L’approche est résolument paraclétique et engage le lecteur sur les traces, à la fois historiques et spirituelles, laissées par cette Chevalerie Primordiale qui se joue des temps et des espaces.

Partant de la nature angélique de la Chevalerie Primordiale et puisant dans les Saintes Ecritures comme dans la symbolique, François Guillaume Saint Paul, éclaire le chemin que doit emprunter tout chercheur soucieux de rejoindre « le cœur de la chevalerie ».

Un chapitre important est consacré à « La rose croix d’Awarayr », héritière des chevaleries byzantines et arméniennes, et véhicule d’une voie qui fait référence.

Bien entendu, il aborde également la chevalerie de Terre Sainte et le passage des fraternités chevaleresques « religieuses et hospitalières » aux ordres chevaleresques « religieux-militaires » :

« Le fait essentiel qui aboutissait à cette mutation, fut, à terme, la dévolution du gouvernement de l’Ordre, à une autorité royale, voire civile et dans tous les cas, à une autorité qui n’émanait nullement d’un ordre monastique. Le processus d’évolution consistant à la "laïcisation" de l’ordre qu’on dénommera désormais "Ordre de Chevalerie", achèvera cette évolution et donnera la définition moderne "d’ordre de chevalerie". »

La partie la plus intéressante de l’ouvrage traite du processus initiatique propre à la chevalerie depuis « la voie du blasonnement », passant par « la voie graalique » pour rejoindre « la voie paraclétique ».

« La chevalerie paraclétique est l’axe central de "l’authentique chevalerie". La voie du blasonnement a ouvert le cœur du chevalier quant à la recherche au fond de lui, de sa chevalerie, c’est-à-dire de la structure ontologique de son être, ce que d’aucuns qualifieront comme étant un "appel" ou encore sa "vocation ".

Ce temps d’inspection, de mise en ordre de sa demeure intérieure est un noviciat en vue d’initier le chevalier à son entrée dans une chevalerie toute intérieure. Celle-ci s’exprime dans la grande tradition Graalique, ayant comme perspective de découvrir "l’enchantement de la Pentecôte", dans un vécu qui appelle à "l’inhabitation" de Dieu en l’homme.

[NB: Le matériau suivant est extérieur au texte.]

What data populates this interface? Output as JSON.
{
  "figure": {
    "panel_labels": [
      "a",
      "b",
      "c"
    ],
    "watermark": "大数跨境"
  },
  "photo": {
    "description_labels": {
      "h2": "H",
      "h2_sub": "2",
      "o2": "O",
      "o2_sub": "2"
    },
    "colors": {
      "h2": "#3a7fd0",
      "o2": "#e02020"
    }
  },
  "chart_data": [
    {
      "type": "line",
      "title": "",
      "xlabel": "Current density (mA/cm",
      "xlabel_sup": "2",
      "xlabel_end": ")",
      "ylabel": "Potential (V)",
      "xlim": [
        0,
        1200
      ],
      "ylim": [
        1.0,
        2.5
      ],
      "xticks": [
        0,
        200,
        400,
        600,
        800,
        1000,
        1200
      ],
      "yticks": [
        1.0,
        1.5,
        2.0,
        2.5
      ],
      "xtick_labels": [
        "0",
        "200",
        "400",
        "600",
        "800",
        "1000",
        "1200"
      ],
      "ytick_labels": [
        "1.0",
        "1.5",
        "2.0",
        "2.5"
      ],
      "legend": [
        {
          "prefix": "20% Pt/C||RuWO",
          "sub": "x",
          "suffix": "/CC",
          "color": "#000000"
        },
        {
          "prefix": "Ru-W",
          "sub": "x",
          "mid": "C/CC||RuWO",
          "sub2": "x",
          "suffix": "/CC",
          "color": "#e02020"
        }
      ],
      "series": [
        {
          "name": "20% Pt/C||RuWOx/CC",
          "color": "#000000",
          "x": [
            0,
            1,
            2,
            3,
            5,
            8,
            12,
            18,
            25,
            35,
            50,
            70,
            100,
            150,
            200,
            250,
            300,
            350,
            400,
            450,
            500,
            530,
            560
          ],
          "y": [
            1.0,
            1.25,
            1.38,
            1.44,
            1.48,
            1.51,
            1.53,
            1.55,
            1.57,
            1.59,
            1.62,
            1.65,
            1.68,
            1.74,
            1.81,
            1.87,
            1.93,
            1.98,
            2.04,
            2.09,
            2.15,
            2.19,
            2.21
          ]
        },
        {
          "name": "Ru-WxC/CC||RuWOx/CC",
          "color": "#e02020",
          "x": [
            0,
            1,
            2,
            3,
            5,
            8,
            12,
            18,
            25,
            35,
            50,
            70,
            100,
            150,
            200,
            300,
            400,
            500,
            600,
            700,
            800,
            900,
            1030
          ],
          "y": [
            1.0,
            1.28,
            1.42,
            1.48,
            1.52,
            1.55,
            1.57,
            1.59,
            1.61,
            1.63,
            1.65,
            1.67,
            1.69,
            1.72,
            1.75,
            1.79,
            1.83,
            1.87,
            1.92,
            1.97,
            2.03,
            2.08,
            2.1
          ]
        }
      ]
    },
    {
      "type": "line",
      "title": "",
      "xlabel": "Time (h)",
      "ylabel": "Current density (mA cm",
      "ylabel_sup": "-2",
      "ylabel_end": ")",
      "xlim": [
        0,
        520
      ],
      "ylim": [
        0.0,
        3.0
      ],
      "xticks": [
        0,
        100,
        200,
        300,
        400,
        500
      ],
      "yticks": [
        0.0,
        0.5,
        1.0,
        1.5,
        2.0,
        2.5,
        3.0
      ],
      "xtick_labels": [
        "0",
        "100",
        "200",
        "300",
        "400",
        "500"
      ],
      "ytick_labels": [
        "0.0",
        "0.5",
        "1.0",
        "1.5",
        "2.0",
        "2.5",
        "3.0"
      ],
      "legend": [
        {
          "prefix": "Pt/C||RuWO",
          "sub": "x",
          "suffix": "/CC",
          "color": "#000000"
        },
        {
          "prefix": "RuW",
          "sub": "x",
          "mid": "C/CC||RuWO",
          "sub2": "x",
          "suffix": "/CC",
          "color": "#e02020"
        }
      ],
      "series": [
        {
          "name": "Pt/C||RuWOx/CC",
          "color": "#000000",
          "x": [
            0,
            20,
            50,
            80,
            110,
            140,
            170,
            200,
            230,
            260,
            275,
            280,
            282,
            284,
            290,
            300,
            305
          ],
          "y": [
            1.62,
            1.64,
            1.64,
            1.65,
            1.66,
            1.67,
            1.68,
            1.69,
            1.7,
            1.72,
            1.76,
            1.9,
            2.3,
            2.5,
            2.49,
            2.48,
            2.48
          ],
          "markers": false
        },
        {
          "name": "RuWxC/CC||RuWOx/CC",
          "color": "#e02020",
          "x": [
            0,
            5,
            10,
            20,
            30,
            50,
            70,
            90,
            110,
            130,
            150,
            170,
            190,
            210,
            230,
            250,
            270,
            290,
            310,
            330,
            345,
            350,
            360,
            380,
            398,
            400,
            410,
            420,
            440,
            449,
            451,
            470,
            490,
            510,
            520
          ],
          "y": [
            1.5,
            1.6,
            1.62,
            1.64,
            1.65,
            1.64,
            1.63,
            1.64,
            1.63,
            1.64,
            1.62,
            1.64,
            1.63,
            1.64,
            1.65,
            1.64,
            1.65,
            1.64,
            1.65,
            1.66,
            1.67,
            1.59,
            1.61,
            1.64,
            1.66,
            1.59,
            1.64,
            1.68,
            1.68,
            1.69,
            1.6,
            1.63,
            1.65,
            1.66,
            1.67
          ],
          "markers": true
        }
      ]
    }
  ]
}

Pour le chevalier qui recherche l’accomplissement (et non l’aboutissement) de sa quête, il lui faut encore découvrir les conditions et la manière de "vivre sa participation à l’œuvre divine". Pour cela, lui est offerte la caractéristique particulière de la mystique chevaleresque : "La mystique de l’Amour". »

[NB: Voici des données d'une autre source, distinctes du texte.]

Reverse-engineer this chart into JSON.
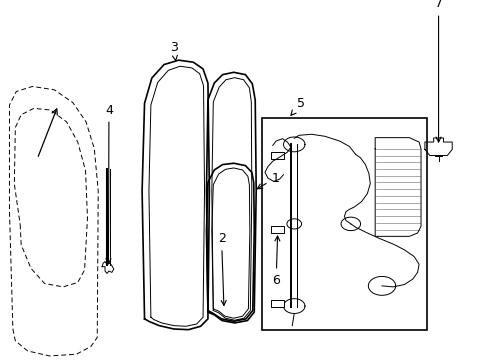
{
  "background_color": "#ffffff",
  "line_color": "#000000",
  "figsize": [
    4.89,
    3.6
  ],
  "dpi": 100,
  "label_fontsize": 9
}
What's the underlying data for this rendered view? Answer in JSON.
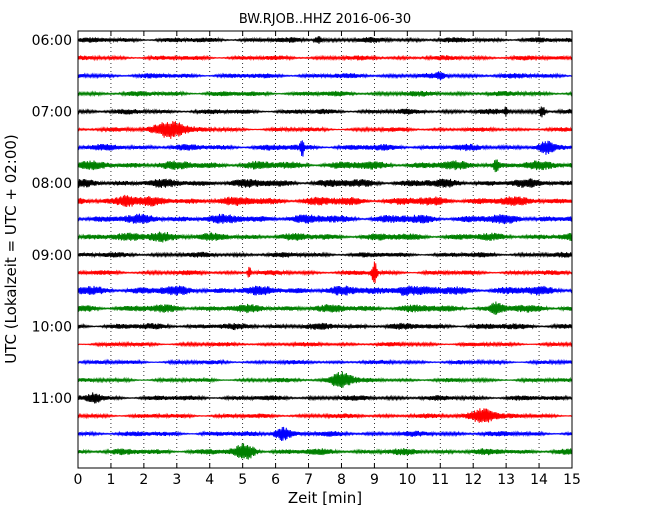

Le propos, qui se fait souvent parole inspirée, de François Guillaume de Saint Paul ne devrait pas être ignoré de tous ceux qui se pensent ou se veulent chevaliers. La profondeur, l’exigence, la simplicité également, sont au rendez-vous pour restaurer la pleine nature de l’engagement chevaleresque chez qui demeure attentif.